Fitting Memorials
Basra Memorial Digital Name Panels
As we continue our work to ensure everyone is commemorated equally by name, we’re honoured to introduce new digital name panels for all names commemorated on the Basra Memorial in Iraq, ensuring this important site of commemoration can be better understood and explored.

For over 100 years, the names of 33,000 Indian Army soldiers who died in the First World War have been missing from the Basra Memorial in Iraq.
Through these digital memorial panels, you can now see the names of Indian soldiers brought together for the first time and explore the names and stories of more than 46,000 Commonwealth service personnel commemorated by this memorial.
Dr George Hay, CWGC Official Historian, said: "The launch of these panels marks an important moment for the Commission and the commemoration of the Indian Army’s dead of the Mesopotamia Campaign. For the first time, the names of these men will be displayed as they should have been nearly a century ago, restoring to them the honour they deserve.
"This takes us a step closer to fully reversing this historical inequality while also helping people around the world engage with these casualties and their stories."
Explore the Digital Name Panels
Sierra Leone Freetown Memorial

The Sierra Leone Freetown Memorial photographed by Captain C E Cookson 11 March 1931.
We continue our tradition of working with architects of global renown and we currently have architectural projects underway in Sierra Leone, Kenya, and South Africa. These all use the latest thought on the evolving role of commemorative spaces, will consider sustainably sourced materials, as well as the contemporary understanding of the historical context of those who served and lost their lives, but were not commemorated at the time.

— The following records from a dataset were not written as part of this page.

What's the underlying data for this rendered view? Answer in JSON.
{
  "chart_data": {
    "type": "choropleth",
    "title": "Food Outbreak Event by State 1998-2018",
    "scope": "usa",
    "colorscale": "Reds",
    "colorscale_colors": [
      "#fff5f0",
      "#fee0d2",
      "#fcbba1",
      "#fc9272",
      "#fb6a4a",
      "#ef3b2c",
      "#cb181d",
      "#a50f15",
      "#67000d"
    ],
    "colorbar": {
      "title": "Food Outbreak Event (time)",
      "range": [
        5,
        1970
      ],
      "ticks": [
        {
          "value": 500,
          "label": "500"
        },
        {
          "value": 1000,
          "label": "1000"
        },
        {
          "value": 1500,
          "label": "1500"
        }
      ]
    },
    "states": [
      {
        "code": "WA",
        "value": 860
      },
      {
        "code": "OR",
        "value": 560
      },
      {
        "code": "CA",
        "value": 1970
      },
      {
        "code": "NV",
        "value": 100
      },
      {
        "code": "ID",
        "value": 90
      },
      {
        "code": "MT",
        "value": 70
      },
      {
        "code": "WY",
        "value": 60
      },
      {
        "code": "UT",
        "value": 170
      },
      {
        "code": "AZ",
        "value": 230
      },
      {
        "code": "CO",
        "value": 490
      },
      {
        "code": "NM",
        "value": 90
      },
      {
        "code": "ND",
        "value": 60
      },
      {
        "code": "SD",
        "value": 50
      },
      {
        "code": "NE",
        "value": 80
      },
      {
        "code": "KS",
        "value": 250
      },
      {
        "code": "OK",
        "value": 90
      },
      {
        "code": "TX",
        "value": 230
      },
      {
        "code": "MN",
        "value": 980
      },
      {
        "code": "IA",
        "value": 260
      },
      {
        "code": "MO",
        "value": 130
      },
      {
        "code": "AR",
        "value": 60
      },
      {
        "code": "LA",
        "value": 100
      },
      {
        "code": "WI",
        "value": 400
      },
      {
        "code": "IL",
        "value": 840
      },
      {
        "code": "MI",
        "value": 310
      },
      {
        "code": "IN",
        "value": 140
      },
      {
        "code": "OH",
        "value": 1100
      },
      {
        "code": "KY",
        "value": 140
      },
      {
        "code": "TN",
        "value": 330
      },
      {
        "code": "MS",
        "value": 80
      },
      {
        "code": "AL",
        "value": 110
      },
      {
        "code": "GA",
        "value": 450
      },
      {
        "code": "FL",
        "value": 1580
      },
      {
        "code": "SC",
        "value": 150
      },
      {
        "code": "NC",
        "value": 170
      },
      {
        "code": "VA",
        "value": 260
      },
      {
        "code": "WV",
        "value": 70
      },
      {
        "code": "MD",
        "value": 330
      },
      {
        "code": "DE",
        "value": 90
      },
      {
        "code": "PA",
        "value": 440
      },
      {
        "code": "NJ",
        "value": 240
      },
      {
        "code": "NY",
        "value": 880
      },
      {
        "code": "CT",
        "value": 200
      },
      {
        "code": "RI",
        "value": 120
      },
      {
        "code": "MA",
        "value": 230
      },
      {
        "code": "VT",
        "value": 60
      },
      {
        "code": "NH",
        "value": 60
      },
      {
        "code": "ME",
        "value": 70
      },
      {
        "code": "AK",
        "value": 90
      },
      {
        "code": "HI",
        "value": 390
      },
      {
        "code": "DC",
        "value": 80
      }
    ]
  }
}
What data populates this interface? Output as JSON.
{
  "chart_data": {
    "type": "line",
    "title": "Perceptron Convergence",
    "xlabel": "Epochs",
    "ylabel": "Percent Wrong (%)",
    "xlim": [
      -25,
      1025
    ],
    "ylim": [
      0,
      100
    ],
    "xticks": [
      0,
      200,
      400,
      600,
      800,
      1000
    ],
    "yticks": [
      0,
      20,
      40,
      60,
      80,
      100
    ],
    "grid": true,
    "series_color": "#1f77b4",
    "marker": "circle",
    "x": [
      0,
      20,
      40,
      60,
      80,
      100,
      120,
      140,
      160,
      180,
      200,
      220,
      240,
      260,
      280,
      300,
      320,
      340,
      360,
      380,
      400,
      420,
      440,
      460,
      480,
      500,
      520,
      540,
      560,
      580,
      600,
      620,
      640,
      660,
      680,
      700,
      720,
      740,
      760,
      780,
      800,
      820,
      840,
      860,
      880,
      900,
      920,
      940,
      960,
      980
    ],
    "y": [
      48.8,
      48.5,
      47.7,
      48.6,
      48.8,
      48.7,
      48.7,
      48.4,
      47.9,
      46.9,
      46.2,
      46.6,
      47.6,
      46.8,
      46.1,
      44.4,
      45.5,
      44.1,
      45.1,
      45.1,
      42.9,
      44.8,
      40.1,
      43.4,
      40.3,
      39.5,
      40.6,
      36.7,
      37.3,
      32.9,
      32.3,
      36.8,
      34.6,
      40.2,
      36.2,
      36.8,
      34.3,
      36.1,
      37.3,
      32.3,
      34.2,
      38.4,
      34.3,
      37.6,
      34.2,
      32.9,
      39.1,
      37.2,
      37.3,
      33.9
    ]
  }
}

The Cape Town Labour Corps Memorial will honour more than 1 700 Black South Africans who served in the country’s military labour units across Africa during the First World War, and perished between 3 August 1914 and 14 August 1921 with no known grave.
These men were enlisted for non-combatant duties and made an essential contribution to the war effort in a range of auxiliary roles including stevedores, wagon drivers, railway builders and repairers – ultimately to supply and feed the front lines and keep armies in the field. Many perished on the African continent or lost their lives at sea in the South Atlantic or Indian oceans.
The new Commonwealth War Graves Commission (CWGC) site of memory, located within the Delville Wood Memorial Garden in the Company’s Garden in Cape Town, is part of a restorative programme for occasions when the then Imperial War Graves Commission, or the colonial administrations with which it worked, chose not to treat some ethnic groups in the same way it treated Europeans - a disparity in treatment that affected more than 100,000 people from the African and Indian continents.